What I’m reacting to is more the “hot take” version that shows up in EA-adjacent podcasts — often as an analogy when people talk about AI policy: “look at nuclear, it got over-regulated and basically died, so don’t do that to AI.” In that context it’s not argued carefully, it’s just used as a rhetorical example, and (to me) it’s a pretty lossy / misleading compression of what’s going on.
I agree it’s a bit lossy and sometimes reflexive (this is what I meant with relying on libertarian priors), but I am still confused about your argument.
Because the argument you criticize is an historical one (“nuclear over regulation killed nuclear”) which is different from “now we need many steps and there are different strategies to make nuclear more competitive again”.
I think it is basically correct that over-regulation played a huge part in making nuclear uncompetitive and I don’t think that Isabelle or others knowing the history of nuclear energy would disagree with that, even if it might be a bit overglossed / stylized (obviously, it is not the only thing).
Working on climate with an interest in AI, I found this a fascinating read.

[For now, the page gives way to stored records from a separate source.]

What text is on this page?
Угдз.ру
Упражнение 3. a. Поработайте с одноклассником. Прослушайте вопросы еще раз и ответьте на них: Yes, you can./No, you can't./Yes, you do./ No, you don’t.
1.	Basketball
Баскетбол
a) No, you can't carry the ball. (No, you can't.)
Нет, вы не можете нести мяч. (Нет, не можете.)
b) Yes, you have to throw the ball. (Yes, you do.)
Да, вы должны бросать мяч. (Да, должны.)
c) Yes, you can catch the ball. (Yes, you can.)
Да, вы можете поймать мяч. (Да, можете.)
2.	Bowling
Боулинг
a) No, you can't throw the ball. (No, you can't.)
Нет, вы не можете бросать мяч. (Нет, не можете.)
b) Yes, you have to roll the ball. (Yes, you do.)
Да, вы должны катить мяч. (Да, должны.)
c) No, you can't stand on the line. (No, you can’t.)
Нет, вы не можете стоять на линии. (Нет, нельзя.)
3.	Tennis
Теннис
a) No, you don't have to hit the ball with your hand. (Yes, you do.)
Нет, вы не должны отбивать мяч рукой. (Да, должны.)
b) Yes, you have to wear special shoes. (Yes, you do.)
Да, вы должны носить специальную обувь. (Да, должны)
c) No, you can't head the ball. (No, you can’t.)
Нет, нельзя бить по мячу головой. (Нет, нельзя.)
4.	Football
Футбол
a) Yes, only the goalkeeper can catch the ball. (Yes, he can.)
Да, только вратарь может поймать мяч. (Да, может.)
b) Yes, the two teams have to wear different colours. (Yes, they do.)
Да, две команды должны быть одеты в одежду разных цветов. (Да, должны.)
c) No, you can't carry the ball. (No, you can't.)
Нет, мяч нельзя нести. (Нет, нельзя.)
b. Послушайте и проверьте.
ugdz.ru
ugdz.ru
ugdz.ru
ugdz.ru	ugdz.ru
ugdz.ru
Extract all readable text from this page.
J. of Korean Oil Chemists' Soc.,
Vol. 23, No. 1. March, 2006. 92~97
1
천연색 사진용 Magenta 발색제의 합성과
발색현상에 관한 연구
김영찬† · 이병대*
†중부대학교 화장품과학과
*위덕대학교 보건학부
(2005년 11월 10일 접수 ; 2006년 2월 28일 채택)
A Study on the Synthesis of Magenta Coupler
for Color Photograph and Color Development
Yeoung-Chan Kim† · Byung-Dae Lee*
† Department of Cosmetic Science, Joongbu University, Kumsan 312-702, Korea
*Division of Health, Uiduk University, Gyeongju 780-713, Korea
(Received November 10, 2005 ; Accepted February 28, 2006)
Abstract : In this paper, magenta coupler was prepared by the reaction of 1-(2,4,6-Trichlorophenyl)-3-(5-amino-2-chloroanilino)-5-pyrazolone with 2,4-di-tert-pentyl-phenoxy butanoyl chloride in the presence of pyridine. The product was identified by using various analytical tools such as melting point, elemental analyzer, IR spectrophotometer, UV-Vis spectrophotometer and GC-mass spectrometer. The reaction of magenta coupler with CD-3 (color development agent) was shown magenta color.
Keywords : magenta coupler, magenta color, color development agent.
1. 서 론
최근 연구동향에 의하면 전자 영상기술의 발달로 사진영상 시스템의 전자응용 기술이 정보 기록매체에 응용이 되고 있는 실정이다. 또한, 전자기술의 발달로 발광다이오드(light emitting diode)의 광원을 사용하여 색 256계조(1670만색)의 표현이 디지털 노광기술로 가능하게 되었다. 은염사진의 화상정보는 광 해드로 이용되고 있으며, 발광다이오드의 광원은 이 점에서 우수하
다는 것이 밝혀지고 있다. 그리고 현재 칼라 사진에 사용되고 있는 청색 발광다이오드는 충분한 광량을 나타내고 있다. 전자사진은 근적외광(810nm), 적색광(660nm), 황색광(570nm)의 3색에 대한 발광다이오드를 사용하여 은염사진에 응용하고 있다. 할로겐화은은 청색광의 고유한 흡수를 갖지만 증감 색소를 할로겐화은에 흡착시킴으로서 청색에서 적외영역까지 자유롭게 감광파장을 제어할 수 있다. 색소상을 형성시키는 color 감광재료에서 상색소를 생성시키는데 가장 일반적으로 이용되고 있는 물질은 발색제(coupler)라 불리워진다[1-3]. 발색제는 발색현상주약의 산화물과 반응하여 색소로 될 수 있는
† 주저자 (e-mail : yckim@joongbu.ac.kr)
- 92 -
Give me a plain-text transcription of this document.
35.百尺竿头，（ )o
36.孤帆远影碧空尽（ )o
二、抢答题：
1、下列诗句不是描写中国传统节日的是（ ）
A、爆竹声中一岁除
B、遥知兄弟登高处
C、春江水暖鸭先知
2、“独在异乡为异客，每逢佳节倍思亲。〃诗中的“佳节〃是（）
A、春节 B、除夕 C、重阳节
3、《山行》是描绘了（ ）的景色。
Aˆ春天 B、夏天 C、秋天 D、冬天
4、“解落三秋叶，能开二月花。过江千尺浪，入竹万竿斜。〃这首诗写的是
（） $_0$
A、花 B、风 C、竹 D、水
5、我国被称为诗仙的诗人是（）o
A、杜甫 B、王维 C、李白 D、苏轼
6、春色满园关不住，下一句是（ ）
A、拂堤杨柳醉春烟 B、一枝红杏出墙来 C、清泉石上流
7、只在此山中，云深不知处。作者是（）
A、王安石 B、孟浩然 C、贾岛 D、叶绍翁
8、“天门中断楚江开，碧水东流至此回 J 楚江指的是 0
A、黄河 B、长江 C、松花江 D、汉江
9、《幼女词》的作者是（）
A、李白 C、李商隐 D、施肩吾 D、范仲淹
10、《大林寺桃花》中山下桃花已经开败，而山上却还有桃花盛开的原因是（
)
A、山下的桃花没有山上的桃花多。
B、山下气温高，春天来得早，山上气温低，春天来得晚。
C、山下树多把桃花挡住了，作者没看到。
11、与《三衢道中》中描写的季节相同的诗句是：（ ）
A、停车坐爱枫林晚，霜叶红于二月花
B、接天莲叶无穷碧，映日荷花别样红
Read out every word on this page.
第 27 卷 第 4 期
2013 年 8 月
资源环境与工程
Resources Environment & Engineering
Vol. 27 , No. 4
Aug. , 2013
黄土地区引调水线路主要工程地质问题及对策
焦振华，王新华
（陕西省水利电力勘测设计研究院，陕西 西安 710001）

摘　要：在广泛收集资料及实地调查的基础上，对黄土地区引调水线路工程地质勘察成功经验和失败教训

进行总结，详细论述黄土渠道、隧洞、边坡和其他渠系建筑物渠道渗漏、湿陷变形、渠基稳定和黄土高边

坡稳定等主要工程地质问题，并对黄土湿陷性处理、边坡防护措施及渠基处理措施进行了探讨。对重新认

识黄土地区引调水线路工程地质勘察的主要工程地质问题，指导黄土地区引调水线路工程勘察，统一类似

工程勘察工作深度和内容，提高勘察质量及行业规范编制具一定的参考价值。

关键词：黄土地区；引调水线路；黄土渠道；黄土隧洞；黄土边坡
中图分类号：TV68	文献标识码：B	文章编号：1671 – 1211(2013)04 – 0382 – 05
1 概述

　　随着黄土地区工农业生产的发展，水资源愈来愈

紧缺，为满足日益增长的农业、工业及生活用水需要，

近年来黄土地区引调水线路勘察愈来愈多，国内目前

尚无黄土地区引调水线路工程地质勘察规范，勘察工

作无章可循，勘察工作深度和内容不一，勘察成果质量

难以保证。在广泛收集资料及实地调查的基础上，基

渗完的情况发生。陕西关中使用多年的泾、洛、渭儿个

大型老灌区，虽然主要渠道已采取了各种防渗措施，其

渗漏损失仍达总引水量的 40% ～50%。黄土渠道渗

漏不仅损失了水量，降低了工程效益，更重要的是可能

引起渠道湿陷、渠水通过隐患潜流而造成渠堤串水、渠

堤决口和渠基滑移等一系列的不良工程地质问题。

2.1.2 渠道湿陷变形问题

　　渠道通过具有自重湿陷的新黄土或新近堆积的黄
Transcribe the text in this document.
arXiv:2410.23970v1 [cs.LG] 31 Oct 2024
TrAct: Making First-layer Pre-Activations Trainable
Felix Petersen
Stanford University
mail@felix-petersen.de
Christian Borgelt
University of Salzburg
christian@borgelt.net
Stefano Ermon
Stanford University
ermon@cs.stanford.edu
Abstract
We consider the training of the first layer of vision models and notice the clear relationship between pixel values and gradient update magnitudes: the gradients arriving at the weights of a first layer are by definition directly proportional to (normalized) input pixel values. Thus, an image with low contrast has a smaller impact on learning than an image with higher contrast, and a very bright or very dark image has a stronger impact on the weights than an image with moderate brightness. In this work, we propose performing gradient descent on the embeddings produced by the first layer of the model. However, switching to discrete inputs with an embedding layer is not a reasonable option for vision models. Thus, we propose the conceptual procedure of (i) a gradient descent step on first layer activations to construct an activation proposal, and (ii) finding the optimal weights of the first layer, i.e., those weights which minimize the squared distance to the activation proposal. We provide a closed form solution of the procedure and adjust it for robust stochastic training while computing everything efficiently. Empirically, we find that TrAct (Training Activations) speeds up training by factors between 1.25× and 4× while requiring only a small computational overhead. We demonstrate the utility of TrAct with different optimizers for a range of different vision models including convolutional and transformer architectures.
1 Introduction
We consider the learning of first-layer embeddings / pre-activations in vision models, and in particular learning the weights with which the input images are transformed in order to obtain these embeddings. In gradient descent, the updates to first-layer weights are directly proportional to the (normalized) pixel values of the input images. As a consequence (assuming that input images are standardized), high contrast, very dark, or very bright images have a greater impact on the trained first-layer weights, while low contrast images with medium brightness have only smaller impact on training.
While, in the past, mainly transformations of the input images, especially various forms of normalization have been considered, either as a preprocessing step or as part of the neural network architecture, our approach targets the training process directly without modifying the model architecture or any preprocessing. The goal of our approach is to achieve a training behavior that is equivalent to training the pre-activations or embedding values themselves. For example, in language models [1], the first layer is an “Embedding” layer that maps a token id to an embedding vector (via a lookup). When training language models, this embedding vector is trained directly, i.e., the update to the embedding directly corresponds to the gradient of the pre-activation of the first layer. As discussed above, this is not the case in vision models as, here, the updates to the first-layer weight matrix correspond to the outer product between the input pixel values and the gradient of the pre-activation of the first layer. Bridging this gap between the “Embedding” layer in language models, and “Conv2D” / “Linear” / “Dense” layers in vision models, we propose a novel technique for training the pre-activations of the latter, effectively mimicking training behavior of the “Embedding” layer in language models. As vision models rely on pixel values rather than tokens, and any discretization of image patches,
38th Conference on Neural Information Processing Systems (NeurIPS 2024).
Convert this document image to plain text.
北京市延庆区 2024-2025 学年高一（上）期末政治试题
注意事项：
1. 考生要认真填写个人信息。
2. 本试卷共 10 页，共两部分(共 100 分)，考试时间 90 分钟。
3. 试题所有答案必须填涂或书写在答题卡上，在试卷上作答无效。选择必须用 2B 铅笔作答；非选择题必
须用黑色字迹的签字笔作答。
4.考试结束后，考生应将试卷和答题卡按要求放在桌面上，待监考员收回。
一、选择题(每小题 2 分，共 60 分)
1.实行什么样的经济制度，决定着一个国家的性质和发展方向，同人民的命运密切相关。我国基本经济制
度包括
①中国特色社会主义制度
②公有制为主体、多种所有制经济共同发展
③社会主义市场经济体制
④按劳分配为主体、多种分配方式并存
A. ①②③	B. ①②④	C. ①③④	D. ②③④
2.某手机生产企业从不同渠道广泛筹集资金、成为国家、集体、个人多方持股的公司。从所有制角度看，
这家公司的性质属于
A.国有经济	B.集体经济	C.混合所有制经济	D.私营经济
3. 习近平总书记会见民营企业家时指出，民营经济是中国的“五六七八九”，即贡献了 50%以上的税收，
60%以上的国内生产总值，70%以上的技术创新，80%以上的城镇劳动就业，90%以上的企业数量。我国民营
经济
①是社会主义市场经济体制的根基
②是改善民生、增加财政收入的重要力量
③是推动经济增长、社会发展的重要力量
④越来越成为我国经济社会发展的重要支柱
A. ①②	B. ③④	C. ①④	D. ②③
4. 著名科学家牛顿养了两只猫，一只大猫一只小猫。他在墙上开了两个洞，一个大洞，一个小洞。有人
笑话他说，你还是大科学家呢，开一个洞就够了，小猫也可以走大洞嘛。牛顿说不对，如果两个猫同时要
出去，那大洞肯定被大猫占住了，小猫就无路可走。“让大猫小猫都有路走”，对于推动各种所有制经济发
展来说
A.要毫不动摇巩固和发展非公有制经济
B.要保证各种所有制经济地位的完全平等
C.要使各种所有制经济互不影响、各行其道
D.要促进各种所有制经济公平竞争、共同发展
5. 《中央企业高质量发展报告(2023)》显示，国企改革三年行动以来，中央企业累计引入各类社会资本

But I am a bit left wanting as to what the learnable lessons for the AI community are that will make the AI community act better than the climate community.
Could you articulate this?
(I think a lot of the parallels you cite are true, but I don’t think they offer a lot of actionable implications, they feel more like negative updates on the difficulty of acting wisely for fast-moving coordination problems with deep uncertainty and lots of politicization).